What is the $\mathrm{pH}$ when you dissolve equal amounts of $\ce{NaHCO3}$ and $\ce{Na2CO3}$ in water?
When both of the compounds are dissolved, we will have equal amounts of $\ce{HCO3-}$ and $\ce{CO3^2-}.$ But how do we go from this to actually calculating the $\mathrm{pH}$?
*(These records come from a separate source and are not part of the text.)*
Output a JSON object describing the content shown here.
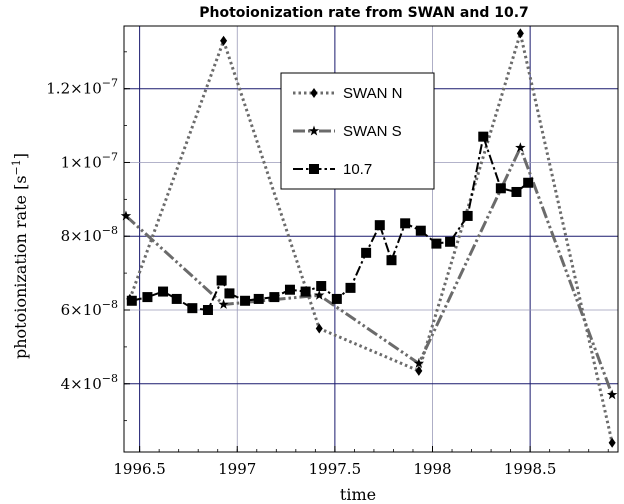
{
  "chart_data": {
    "type": "line",
    "title": "Photoionization rate from SWAN and 10.7",
    "xlabel": "time",
    "ylabel": "photoionization rate [s",
    "ylabel_exponent": "−1",
    "ylabel_close": "]",
    "xlim": [
      1996.42,
      1998.95
    ],
    "ylim": [
      2.15e-08,
      1.37e-07
    ],
    "x_ticks": [
      {
        "value": 1996.5,
        "label": "1996.5"
      },
      {
        "value": 1997.0,
        "label": "1997"
      },
      {
        "value": 1997.5,
        "label": "1997.5"
      },
      {
        "value": 1998.0,
        "label": "1998"
      },
      {
        "value": 1998.5,
        "label": "1998.5"
      }
    ],
    "y_ticks": [
      {
        "value": 4e-08,
        "mantissa": "4",
        "times": "×10",
        "exponent": "−8"
      },
      {
        "value": 6e-08,
        "mantissa": "6",
        "times": "×10",
        "exponent": "−8"
      },
      {
        "value": 8e-08,
        "mantissa": "8",
        "times": "×10",
        "exponent": "−8"
      },
      {
        "value": 1e-07,
        "mantissa": "1",
        "times": "×10",
        "exponent": "−7"
      },
      {
        "value": 1.2e-07,
        "mantissa": "1.2",
        "times": "×10",
        "exponent": "−7"
      }
    ],
    "grid": true,
    "legend_position": "top-center",
    "series": [
      {
        "name": "SWAN N",
        "marker": "diamond",
        "color": "#6b6b6b",
        "line_style": "dotted",
        "x": [
          1996.45,
          1996.93,
          1997.42,
          1997.93,
          1998.45,
          1998.92
        ],
        "y": [
          6.3e-08,
          1.33e-07,
          5.5e-08,
          4.35e-08,
          1.35e-07,
          2.4e-08
        ]
      },
      {
        "name": "SWAN S",
        "marker": "star",
        "color": "#6b6b6b",
        "line_style": "dash-dot-dot",
        "x": [
          1996.43,
          1996.93,
          1997.42,
          1997.93,
          1998.45,
          1998.92
        ],
        "y": [
          8.55e-08,
          6.15e-08,
          6.4e-08,
          4.55e-08,
          1.04e-07,
          3.7e-08
        ]
      },
      {
        "name": "10.7",
        "marker": "square",
        "color": "#000000",
        "line_style": "dash-dot",
        "x": [
          1996.46,
          1996.54,
          1996.62,
          1996.69,
          1996.77,
          1996.85,
          1996.92,
          1996.96,
          1997.04,
          1997.11,
          1997.19,
          1997.27,
          1997.35,
          1997.43,
          1997.51,
          1997.58,
          1997.66,
          1997.73,
          1997.79,
          1997.86,
          1997.94,
          1998.02,
          1998.09,
          1998.18,
          1998.26,
          1998.35,
          1998.43,
          1998.49
        ],
        "y": [
          6.25e-08,
          6.35e-08,
          6.5e-08,
          6.3e-08,
          6.05e-08,
          6e-08,
          6.8e-08,
          6.45e-08,
          6.25e-08,
          6.3e-08,
          6.35e-08,
          6.55e-08,
          6.5e-08,
          6.65e-08,
          6.3e-08,
          6.6e-08,
          7.55e-08,
          8.3e-08,
          7.35e-08,
          8.35e-08,
          8.15e-08,
          7.8e-08,
          7.85e-08,
          8.55e-08,
          1.07e-07,
          9.3e-08,
          9.2e-08,
          9.45e-08
        ]
      }
    ]
  }
}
In the solution manual, it is given that $\mathrm{pH} = \mathrm pK_\mathrm{a2} = 10.33$ (It seems like the $\mathrm pK_\mathrm{a2}$ value of $\ce{CO2}$ has been used here — why?), but I don't understand how they can just conclude with that.
My attempt
So, we will start with equal amounts of $\ce{HCO3-}$ and $\ce{CO3^2-}$. We have the following equilibrium: $$\ce{HCO3- <=> H+ + CO3^2-}$$ We can set up an equilibrium expression (and cancel) until we are left with $K_\mathrm{a2} = [\ce{H+}]$ and $-\log K_\mathrm{a2} = \mathrm pK_\mathrm{a2} = \mathrm{pH} = -\log[\ce{H+}]$.
Now, what I don't understand is why are we using the $\mathrm pK_\mathrm{a2}$ of $\ce{CO2}$? Why that value?